Author: Jeremy Eccles
News source: press release

While all else in Parliament was in chaos, the Senate quietly passed the Resale Royalty for Visual Artists Act 2009 on Thursday November 26th. Not that it comes into effect until the Queen has signed off on it (date unknown), and not that any funds will be delivered until the Arts Ministry has chosen a collecting agency by tender and about 6 months have passed.

As the royalty of 5% of the price of any artwork (bought after the Royal Assent) when it is resold by that buyer requires a second sale to have taken place, it may be many years before the new system brings great joy. But it will certainly happen sooner for Aboriginal artists working in communities than for anyone else. For their initial sale to the community art centre will be taken as the first sale under the scheme; when that painting is then resold by a gallery, that will trigger the new Royalty.

All future sales up to 70 years after an artist's death will also trigger royaties, because there will be no opting out of the scheme – as some countries permit. Artists and their heirs will have to be registered with the collecting agency – likely to be Viscopy.

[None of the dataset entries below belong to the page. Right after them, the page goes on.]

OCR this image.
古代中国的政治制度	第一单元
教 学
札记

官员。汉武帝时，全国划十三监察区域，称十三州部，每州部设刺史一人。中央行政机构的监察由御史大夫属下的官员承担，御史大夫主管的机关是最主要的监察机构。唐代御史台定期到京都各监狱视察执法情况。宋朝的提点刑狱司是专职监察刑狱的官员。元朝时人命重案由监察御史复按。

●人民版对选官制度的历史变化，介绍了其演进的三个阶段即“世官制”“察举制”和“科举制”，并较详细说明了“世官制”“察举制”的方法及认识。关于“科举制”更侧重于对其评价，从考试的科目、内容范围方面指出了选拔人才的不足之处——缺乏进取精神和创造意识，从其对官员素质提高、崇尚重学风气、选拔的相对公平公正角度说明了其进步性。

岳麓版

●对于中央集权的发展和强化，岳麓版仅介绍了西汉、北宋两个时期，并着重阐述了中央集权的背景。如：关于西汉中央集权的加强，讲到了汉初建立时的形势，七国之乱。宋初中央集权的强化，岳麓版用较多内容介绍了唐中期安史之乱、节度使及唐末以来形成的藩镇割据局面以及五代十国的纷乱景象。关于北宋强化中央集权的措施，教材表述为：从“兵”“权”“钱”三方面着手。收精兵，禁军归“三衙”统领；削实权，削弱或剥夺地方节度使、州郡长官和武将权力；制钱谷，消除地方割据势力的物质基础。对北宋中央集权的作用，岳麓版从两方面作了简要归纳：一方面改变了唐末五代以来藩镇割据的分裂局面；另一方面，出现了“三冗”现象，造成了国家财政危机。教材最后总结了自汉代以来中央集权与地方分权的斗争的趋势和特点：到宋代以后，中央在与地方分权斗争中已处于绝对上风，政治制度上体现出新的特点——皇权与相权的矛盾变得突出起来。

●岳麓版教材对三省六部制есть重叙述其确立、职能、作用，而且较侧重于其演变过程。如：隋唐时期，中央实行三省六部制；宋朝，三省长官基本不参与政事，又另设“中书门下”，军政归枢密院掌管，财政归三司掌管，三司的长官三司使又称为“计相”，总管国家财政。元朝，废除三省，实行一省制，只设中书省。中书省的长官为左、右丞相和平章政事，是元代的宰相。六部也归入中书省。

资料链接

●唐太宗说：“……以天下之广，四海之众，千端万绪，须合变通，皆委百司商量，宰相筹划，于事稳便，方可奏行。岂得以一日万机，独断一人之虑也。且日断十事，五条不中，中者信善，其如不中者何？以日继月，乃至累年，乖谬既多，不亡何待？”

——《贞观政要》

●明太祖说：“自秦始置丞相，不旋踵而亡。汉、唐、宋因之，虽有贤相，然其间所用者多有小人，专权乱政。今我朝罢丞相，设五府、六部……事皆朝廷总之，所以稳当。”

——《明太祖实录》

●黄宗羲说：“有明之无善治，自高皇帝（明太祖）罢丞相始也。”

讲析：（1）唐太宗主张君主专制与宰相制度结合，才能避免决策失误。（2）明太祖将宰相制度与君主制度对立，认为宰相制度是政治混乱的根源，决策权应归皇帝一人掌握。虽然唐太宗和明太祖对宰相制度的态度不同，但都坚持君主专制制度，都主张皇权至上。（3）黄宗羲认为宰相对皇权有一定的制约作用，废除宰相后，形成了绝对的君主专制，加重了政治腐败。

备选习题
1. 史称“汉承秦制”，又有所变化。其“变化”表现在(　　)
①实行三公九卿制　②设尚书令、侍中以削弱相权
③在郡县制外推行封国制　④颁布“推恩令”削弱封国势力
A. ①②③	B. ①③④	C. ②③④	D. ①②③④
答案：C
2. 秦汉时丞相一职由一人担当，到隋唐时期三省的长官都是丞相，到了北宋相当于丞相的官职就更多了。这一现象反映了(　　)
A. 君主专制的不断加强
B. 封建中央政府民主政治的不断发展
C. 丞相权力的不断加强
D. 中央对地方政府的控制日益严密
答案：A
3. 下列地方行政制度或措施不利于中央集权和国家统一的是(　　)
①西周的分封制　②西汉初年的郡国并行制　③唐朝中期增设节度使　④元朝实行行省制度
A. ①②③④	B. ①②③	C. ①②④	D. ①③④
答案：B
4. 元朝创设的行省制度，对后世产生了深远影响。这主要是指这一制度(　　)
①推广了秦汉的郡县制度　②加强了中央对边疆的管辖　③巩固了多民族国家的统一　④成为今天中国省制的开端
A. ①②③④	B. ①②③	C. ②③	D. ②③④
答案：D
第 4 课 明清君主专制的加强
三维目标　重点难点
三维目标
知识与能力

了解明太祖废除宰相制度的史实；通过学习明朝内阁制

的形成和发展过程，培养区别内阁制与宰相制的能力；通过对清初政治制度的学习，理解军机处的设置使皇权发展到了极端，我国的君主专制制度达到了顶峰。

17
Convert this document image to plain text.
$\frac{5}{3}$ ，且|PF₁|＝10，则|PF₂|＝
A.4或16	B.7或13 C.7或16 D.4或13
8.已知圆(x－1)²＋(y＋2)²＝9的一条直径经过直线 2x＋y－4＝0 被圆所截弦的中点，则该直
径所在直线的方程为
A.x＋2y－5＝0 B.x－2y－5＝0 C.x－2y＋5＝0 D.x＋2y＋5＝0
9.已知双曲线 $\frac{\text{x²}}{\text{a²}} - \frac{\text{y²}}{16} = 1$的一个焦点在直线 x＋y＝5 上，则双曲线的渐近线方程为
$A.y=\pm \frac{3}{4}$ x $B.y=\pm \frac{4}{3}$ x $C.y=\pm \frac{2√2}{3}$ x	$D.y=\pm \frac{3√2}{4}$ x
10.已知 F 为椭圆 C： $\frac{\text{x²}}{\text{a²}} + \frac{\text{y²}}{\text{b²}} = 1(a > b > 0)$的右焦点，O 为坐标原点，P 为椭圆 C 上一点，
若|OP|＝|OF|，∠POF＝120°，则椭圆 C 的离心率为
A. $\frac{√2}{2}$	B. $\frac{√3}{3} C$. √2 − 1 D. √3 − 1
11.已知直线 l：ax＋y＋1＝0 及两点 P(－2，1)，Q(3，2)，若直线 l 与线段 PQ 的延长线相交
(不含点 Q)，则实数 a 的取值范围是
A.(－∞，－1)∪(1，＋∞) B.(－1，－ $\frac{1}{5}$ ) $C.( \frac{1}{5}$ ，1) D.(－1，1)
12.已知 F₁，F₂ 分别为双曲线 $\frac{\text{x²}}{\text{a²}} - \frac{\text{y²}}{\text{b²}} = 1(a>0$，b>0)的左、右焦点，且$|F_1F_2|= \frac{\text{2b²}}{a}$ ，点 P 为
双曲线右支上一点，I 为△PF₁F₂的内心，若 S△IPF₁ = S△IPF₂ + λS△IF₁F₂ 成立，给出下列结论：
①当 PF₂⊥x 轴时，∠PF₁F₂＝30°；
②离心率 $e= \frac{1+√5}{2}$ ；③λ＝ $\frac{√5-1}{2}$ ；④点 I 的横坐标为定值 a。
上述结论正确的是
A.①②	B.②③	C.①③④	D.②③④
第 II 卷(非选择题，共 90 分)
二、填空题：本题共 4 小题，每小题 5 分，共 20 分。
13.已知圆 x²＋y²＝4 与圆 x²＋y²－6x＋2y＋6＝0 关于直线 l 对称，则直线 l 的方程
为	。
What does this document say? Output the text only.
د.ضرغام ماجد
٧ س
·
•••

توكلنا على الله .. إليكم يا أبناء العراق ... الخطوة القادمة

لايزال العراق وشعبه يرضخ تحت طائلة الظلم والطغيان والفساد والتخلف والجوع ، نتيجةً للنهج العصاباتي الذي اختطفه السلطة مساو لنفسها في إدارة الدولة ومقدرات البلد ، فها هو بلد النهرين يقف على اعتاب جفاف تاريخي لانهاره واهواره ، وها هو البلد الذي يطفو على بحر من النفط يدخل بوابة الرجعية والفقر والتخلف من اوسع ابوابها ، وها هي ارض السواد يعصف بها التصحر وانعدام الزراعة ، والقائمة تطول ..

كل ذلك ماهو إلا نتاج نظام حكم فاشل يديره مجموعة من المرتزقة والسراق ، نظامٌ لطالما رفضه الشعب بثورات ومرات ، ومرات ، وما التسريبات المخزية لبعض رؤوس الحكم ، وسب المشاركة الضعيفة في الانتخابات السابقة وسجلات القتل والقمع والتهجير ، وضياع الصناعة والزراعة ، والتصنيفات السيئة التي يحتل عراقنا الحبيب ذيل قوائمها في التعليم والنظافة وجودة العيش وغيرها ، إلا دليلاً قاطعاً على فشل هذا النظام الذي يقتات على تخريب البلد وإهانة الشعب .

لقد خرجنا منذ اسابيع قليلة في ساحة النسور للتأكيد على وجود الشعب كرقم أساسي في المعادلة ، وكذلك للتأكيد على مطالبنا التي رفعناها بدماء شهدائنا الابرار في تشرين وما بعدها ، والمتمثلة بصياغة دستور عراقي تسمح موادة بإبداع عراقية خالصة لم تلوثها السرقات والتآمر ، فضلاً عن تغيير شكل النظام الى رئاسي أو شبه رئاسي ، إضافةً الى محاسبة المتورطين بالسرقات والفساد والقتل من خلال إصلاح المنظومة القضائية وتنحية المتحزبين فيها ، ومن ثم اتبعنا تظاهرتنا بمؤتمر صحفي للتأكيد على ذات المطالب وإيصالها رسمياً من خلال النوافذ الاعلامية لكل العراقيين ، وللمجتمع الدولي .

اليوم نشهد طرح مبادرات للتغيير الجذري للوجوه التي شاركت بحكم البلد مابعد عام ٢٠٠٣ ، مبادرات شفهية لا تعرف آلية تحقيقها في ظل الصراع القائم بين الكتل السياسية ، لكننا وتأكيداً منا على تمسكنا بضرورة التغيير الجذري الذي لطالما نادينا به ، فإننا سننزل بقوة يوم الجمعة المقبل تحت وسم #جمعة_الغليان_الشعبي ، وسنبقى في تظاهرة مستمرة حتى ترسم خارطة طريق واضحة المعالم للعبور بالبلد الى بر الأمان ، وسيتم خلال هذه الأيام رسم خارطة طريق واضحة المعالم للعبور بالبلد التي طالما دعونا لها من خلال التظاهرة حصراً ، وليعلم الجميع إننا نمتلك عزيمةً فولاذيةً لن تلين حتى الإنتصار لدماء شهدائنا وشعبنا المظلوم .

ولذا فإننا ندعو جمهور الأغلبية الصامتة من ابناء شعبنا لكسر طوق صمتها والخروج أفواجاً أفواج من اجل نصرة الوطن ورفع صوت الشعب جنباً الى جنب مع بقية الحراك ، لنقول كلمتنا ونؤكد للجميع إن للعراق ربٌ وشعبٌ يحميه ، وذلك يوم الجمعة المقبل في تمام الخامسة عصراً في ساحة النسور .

The government offers the following example of how the scheme will work:
In September 2010, after the resale royalty right legislation has come into effect, a gallery owner negotiates with an Indigenous art centre the outright purchase of a range of works. One canvas is purchased for $10,000 (though the artist may only have received 40/60% of that).
The gallery owner puts the work up for sale at an exhibition in December 2010, and the canvas is purchased by an investor for $16,000.
A royalty payment to the artist of $800 (less administration costs) is triggered as the gallery owner acquired the work following the introduction of the resale right.

Will this 5% impost put a dampener on the indigenous art market next year? Will it encourage dealers to try to negotiate directly with artists – though it's worth noting that 'exchanges' of art for cars, etc are certainly a sale under this new law? Will art collectors be dissuaded by the prospect that they will be responsible to pay 5% of any resale price to the collecting agency – whether they have made a profit or not? And who will be responsible for deciding on the identity of an artist's heir or heirs when so few Aboriginal artists are prepared to draw up a will and nominate an heir?

The new Royalty isn't limited to painting. The right will cover original works of visual art including batiks, carvings, ceramics, drawings, engravings, 'fine art' jewellery, glassware, lithographs, multimedia artworks, paintings, photographs, prints, sculptures, tapestries, video artworks and weavings.

But the resale price must be greater than $1000. And it'll become necessary to keep an eye on some strange currencies – as the Resale Right transfers to sales in many countries around the world including Burkina Faso, Estonia, France, Madagascar, The Philippines, The Russian Federation, the UK and California.